Purpose: We aimed to characterize prevalence, change, predictors, and correlates of psychopathology and associations with weight loss in adolescents with severe obesity 24 months after weight loss surgery (WLS) utilizing a controlled multisite sample design.
Methods: Adolescents undergoing WLS (n = 139) and nonsurgical comparisons with severe obesity (NSComp; n = 83) completed validated questionnaires assessing psychopathology and potential predictors and correlates at presurgery/baseline and 24 months postoperatively/follow-up.
Results: At 24 months, 34.7% of WLS and 37.7% of nonsurgical comparisons were categorized as "symptomatic" (Youth Self-Report ≥ borderline on at least one DSM scale). The majority maintained their symptomatic or nonsymptomatic status from baseline to 24 months postbaseline. Remission of symptoms was more common than the development of new symptomatology at 24 months. Beyond demographics, separate models of baseline predictors and concurrent correlates of 24-month psychopathology identified baseline psychopathology and loss of control (LOC) eating as significant. Alcohol use disorder (AUD) and LOC eating emerged as correlates in the concurrent model. For the WLS group, preoperative, postoperative, and change in symptomatology were not related to 24-month percent weight loss.
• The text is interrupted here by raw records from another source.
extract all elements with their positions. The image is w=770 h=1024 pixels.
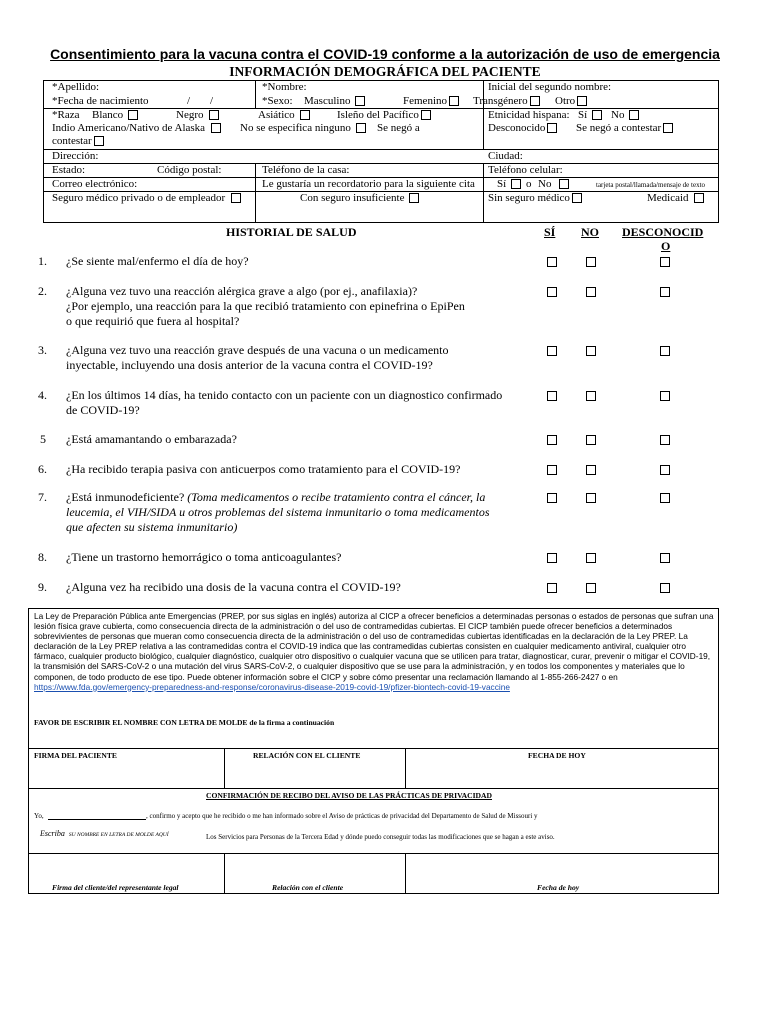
- checkbox[interactable]: [209, 110, 219, 120]
- answer-no-checkbox[interactable]: [586, 465, 596, 475]
- ethnicity-yes-option[interactable]: [578, 109, 602, 121]
- answer-yes-checkbox[interactable]: [547, 391, 557, 401]
- privacy-yo: Yo,: [34, 812, 44, 820]
- date-separator: /: [187, 95, 191, 107]
- reminder-yes-option[interactable]: [497, 178, 521, 190]
- answer-no-checkbox[interactable]: [586, 257, 596, 267]
- ethnicity-no-option[interactable]: [611, 109, 639, 121]
- answer-no-checkbox[interactable]: [586, 553, 596, 563]
- checkbox[interactable]: [592, 110, 602, 120]
- question-line: ¿Alguna vez ha recibido una dosis de la vacuna contra el COVID-19?: [66, 580, 401, 594]
- underinsured-option[interactable]: [300, 192, 419, 204]
- question-number: 7.: [38, 490, 47, 504]
- answer-unknown-checkbox[interactable]: [660, 287, 670, 297]
- fda-link[interactable]: https://www.fda.gov/emergency-preparedness-and-response/coronavirus-disease-2019-covid-19/pfizer-biontech-covid-19-vaccine: [34, 681, 510, 692]
- question-text: [66, 490, 536, 535]
- date-label: FECHA DE HOY: [528, 751, 586, 760]
- question-line: ¿Está amamantando o embarazada?: [66, 432, 237, 446]
- race-white-label: Blanco: [92, 109, 124, 121]
- email-label: Correo electrónico:: [52, 178, 138, 190]
- col-unknown-header-2: O: [661, 239, 671, 253]
- birth-date-label: *Fecha de nacimiento: [52, 95, 149, 107]
- question-line: leucemia, el VIH/SIDA u otros problemas del sistema inmunitario o toma medicamentos: [66, 505, 490, 519]
- checkbox[interactable]: [559, 179, 569, 189]
- race-native-label: Indio Americano/Nativo de Alaska: [52, 122, 206, 134]
- question-line: ¿Alguna vez tuvo una reacción alérgica grave a algo (por ej., anafilaxia)?: [66, 284, 418, 298]
- answer-unknown-checkbox[interactable]: [660, 465, 670, 475]
- question-line: ¿En los últimos 14 días, ha tenido contacto con un paciente con un diagnostico confirmado: [66, 388, 503, 402]
- address-label: Dirección:: [52, 150, 99, 162]
- checkbox[interactable]: [231, 193, 241, 203]
- col-unknown-header: DESCONOCID: [622, 225, 704, 239]
- ethnicity-unknown-option[interactable]: [488, 122, 557, 134]
- checkbox[interactable]: [629, 110, 639, 120]
- name-line[interactable]: [48, 819, 146, 820]
- question-number: 6.: [38, 462, 47, 476]
- question-number: 3.: [38, 343, 47, 357]
- today-date-label: Fecha de hoy: [537, 883, 580, 892]
- answer-unknown-checkbox[interactable]: [660, 435, 670, 445]
- answer-unknown-checkbox[interactable]: [660, 583, 670, 593]
- question-line: ¿Por ejemplo, una reacción para la que recibió tratamiento con epinefrina o EpiPen: [66, 299, 465, 313]
- checkbox[interactable]: [577, 96, 587, 106]
- reminder-no-option[interactable]: [538, 178, 569, 190]
- answer-yes-checkbox[interactable]: [547, 346, 557, 356]
- race-label: *Raza: [52, 109, 80, 121]
- question-line: que afecten su sistema inmunitario): [66, 520, 238, 534]
- sex-female-label: Femenino: [403, 95, 447, 107]
- answer-yes-checkbox[interactable]: [547, 493, 557, 503]
- question-number: 9.: [38, 580, 47, 594]
- question-line: ¿Se siente mal/enfermo el día de hoy?: [66, 254, 249, 268]
- answer-yes-checkbox[interactable]: [547, 287, 557, 297]
- privacy-title: CONFIRMACIÓN DE RECIBO DEL AVISO DE LAS PRÁCTICAS DE PRIVACIDAD: [206, 791, 493, 800]
- demographics-heading: INFORMACIÓN DEMOGRÁFICA DEL PACIENTE: [229, 64, 541, 79]
- ethnicity-label: Etnicidad hispana:: [488, 109, 570, 121]
- uninsured-option[interactable]: [488, 192, 582, 204]
- privacy-ack-line1: , confirmo y acepto que he recibido o me han informado sobre el Aviso de prácticas de privacidad del Departamento de Salud de Missouri y: [146, 812, 538, 820]
- medicaid-option[interactable]: [647, 192, 704, 204]
- question-number: 1.: [38, 254, 47, 268]
- print-name-hint: [40, 823, 169, 841]
- answer-yes-checkbox[interactable]: [547, 583, 557, 593]
- answer-yes-checkbox[interactable]: [547, 465, 557, 475]
- question-text: [66, 462, 536, 477]
- checkbox[interactable]: [547, 123, 557, 133]
- reminder-or: o: [526, 178, 532, 190]
- date-separator: /: [210, 95, 214, 107]
- prep-act-notice: [34, 611, 716, 692]
- sex-transgender-label: Transgénero: [473, 95, 528, 107]
- ethnicity-refused-option[interactable]: [576, 122, 673, 134]
- answer-unknown-checkbox[interactable]: [660, 257, 670, 267]
- cell-phone-label: Teléfono celular:: [488, 164, 563, 176]
- question-number: 4.: [38, 388, 47, 402]
- ethnicity-no-label: No: [611, 109, 625, 121]
- underinsured-label: Con seguro insuficiente: [300, 192, 405, 204]
- race-pacific-islander-label: Isleño del Pacífico: [337, 109, 419, 121]
- race-black-label: Negro: [176, 109, 204, 121]
- checkbox[interactable]: [355, 96, 365, 106]
- question-line: inyectable, incluyendo una dosis anterior de la vacuna contra el COVID-19?: [66, 358, 433, 372]
- question-number: 2.: [38, 284, 47, 298]
- answer-no-checkbox[interactable]: [586, 391, 596, 401]
- race-white-option[interactable]: [92, 109, 138, 121]
- health-history-title: HISTORIAL DE SALUD: [226, 225, 357, 239]
- answer-no-checkbox[interactable]: [586, 287, 596, 297]
- answer-yes-checkbox[interactable]: [547, 553, 557, 563]
- race-asian-label: Asiático: [258, 109, 295, 121]
- question-line: ¿Ha recibido terapia pasiva con anticuerpos como tratamiento para el COVID-19?: [66, 462, 461, 476]
- race-asian-option[interactable]: [258, 109, 310, 121]
- checkbox[interactable]: [128, 110, 138, 120]
- answer-yes-checkbox[interactable]: [547, 257, 557, 267]
- answer-no-checkbox[interactable]: [586, 435, 596, 445]
- sex-other-option[interactable]: [555, 95, 587, 107]
- checkbox[interactable]: [572, 193, 582, 203]
- checkbox[interactable]: [409, 193, 419, 203]
- question-line: de COVID-19?: [66, 403, 140, 417]
- uninsured-label: Sin seguro médico: [488, 192, 570, 204]
- question-line: ¿Tiene un trastorno hemorrágico o toma anticoagulantes?: [66, 550, 342, 564]
- reminder-label: Le gustaría un recordatorio para la siguiente cita: [262, 178, 475, 190]
- race-unspecified-label: No se especifica ninguno: [240, 122, 351, 134]
- client-relationship-label: Relación con el cliente: [272, 883, 344, 892]
- race-refused-label-2: contestar: [52, 135, 92, 147]
- question-line: ¿Alguna vez tuvo una reacción grave después de una vacuna o un medicamento: [66, 343, 449, 357]
- sex-female-option[interactable]: [403, 95, 459, 107]
- checkbox[interactable]: [211, 123, 221, 133]
- form-title: Consentimiento para la vacuna contra el COVID-19 conforme a la autorización de uso de emergencia: [50, 46, 720, 62]
- col-no-header: NO: [581, 225, 599, 239]
- question-line: o que requirió que fuera al hospital?: [66, 314, 240, 328]
- question-text: [66, 432, 536, 447]
- question-text: [66, 343, 536, 373]
- answer-unknown-checkbox[interactable]: [660, 391, 670, 401]
- prep-act-text: La Ley de Preparación Pública ante Emergencias (PREP, por sus siglas en inglés) autoriza al CICP a ofrecer beneficios a determinadas personas o estados de personas que sufran una lesión física grave cubierta, como consecuencia directa de la administración o del uso de contramedidas cubiertas. El CICP también puede ofrecer beneficios a determinados sobrevivientes de personas que mueran como consecuencia directa de la administración o del uso de contramedidas cubiertas identificadas en la declaración de la Ley PREP. La declaración de la Ley PREP relativa a las contramedidas contra el COVID-19 indica que las contramedidas cubiertas consisten en cualquier medicamento antiviral, cualquier otro fármaco, cualquier producto biológico, cualquier diagnóstico, cualquier otro dispositivo o cualquier vacuna que se utilicen para tratar, diagnosticar, curar, prevenir o mitigar el COVID-19, la transmisión del SARS-CoV-2 o una mutación del virus SARS-CoV-2, o cualquier dispositivo que se use para la administración, y en todos los componentes y materiales que lo componen, de todo producto de ese tipo. Puede obtener información sobre el CICP y sobre cómo presentar una reclamación llamando al 1-855-266-2427 o en: [34, 611, 714, 682]
- reminder-yes-label: Sí: [497, 178, 507, 190]
- checkbox[interactable]: [94, 136, 104, 146]
- race-refused-option[interactable]: [52, 135, 104, 147]
- sex-male-label: Masculino: [304, 95, 351, 107]
- state-label: Estado:: [52, 164, 85, 176]
- sex-other-label: Otro: [555, 95, 576, 107]
- private-insurance-label: Seguro médico privado o de empleador: [52, 192, 226, 204]
- checkbox[interactable]: [694, 193, 704, 203]
- checkbox[interactable]: [356, 123, 366, 133]
- question-text: [66, 388, 536, 418]
- answer-no-checkbox[interactable]: [586, 346, 596, 356]
- city-label: Ciudad:: [488, 150, 523, 162]
- sex-label: *Sexo:: [262, 95, 293, 107]
- question-text: [66, 284, 536, 329]
- answer-yes-checkbox[interactable]: [547, 435, 557, 445]
- middle-initial-label: Inicial del segundo nombre:: [488, 81, 612, 93]
- race-native-option[interactable]: [52, 122, 221, 134]
- question-line: (Toma medicamentos o recibe tratamiento contra el cáncer, la: [187, 490, 486, 504]
- question-number: 5: [40, 432, 46, 446]
- checkbox[interactable]: [449, 96, 459, 106]
- checkbox[interactable]: [421, 110, 431, 120]
- question-text: [66, 254, 536, 269]
- checkbox[interactable]: [300, 110, 310, 120]
- private-insurance-option[interactable]: [52, 192, 241, 204]
- checkbox[interactable]: [663, 123, 673, 133]
- question-text: [66, 550, 536, 565]
- sex-transgender-option[interactable]: [473, 95, 540, 107]
- ethnicity-refused-label: Se negó a contestar: [576, 122, 662, 134]
- ethnicity-yes-label: Sí: [578, 109, 588, 121]
- answer-no-checkbox[interactable]: [586, 493, 596, 503]
- print-name-instruction: FAVOR DE ESCRIBIR EL NOMBRE CON LETRA DE MOLDE de la firma a continuación: [34, 718, 335, 727]
- question-text: [66, 580, 536, 595]
- answer-unknown-checkbox[interactable]: [660, 493, 670, 503]
- relationship-label: RELACIÓN CON EL CLIENTE: [253, 751, 361, 760]
- race-refused-label: Se negó a: [377, 122, 420, 134]
- answer-unknown-checkbox[interactable]: [660, 346, 670, 356]
- reminder-type-note: tarjeta postal/llamada/mensaje de texto: [596, 181, 706, 189]
- zip-label: Código postal:: [157, 164, 222, 176]
- medicaid-label: Medicaid: [647, 192, 689, 204]
- answer-no-checkbox[interactable]: [586, 583, 596, 593]
- last-name-label: *Apellido:: [52, 81, 100, 93]
- race-pacific-islander-option[interactable]: [337, 109, 431, 121]
- home-phone-label: Teléfono de la casa:: [262, 164, 350, 176]
- print-name-hint-rest: SU NOMBRE EN LETRA DE MOLDE AQUÍ: [68, 832, 169, 838]
- first-name-label: *Nombre:: [262, 81, 307, 93]
- print-name-hint-lead: Escriba: [40, 829, 65, 838]
- race-unspecified-option[interactable]: [240, 122, 366, 134]
- patient-signature-label: FIRMA DEL PACIENTE: [34, 751, 117, 760]
- checkbox[interactable]: [530, 96, 540, 106]
- reminder-no-label: No: [538, 178, 552, 190]
- privacy-ack-line2: Los Servicios para Personas de la Tercera Edad y dónde puedo conseguir todas las modificaciones que se hagan a este aviso.: [206, 833, 555, 841]
- race-black-option[interactable]: [176, 109, 219, 121]
- question-number: 8.: [38, 550, 47, 564]
- checkbox[interactable]: [511, 179, 521, 189]
- question-lead: ¿Está inmunodeficiente?: [66, 490, 185, 504]
- client-signature-label: Firma del cliente/del representante legal: [52, 883, 179, 892]
- col-yes-header: SÍ: [544, 225, 556, 239]
- ethnicity-unknown-label: Desconocido: [488, 122, 546, 134]
- sex-male-option[interactable]: [304, 95, 365, 107]
- answer-unknown-checkbox[interactable]: [660, 553, 670, 563]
Conclusions: At 2 years, approximately one in three adolescents were symptomatic with psychopathology. Maintenance of symptomatic/nonsymptomatic status over time or remission was more common than new incidence. Although symptomatology was not predictive of surgical weight loss outcomes at 2 years, preoperative psychopathology and several other predictors (LOC eating) and correlates (LOC eating, AUD) emerged as signals for persistent mental health risks, underscoring the importance of pre- and postoperative psychosocial monitoring and the availability of adjunctive intervention resources.
Keywords: Adolescent; Bariatric surgery; Psychopathology; Young adult.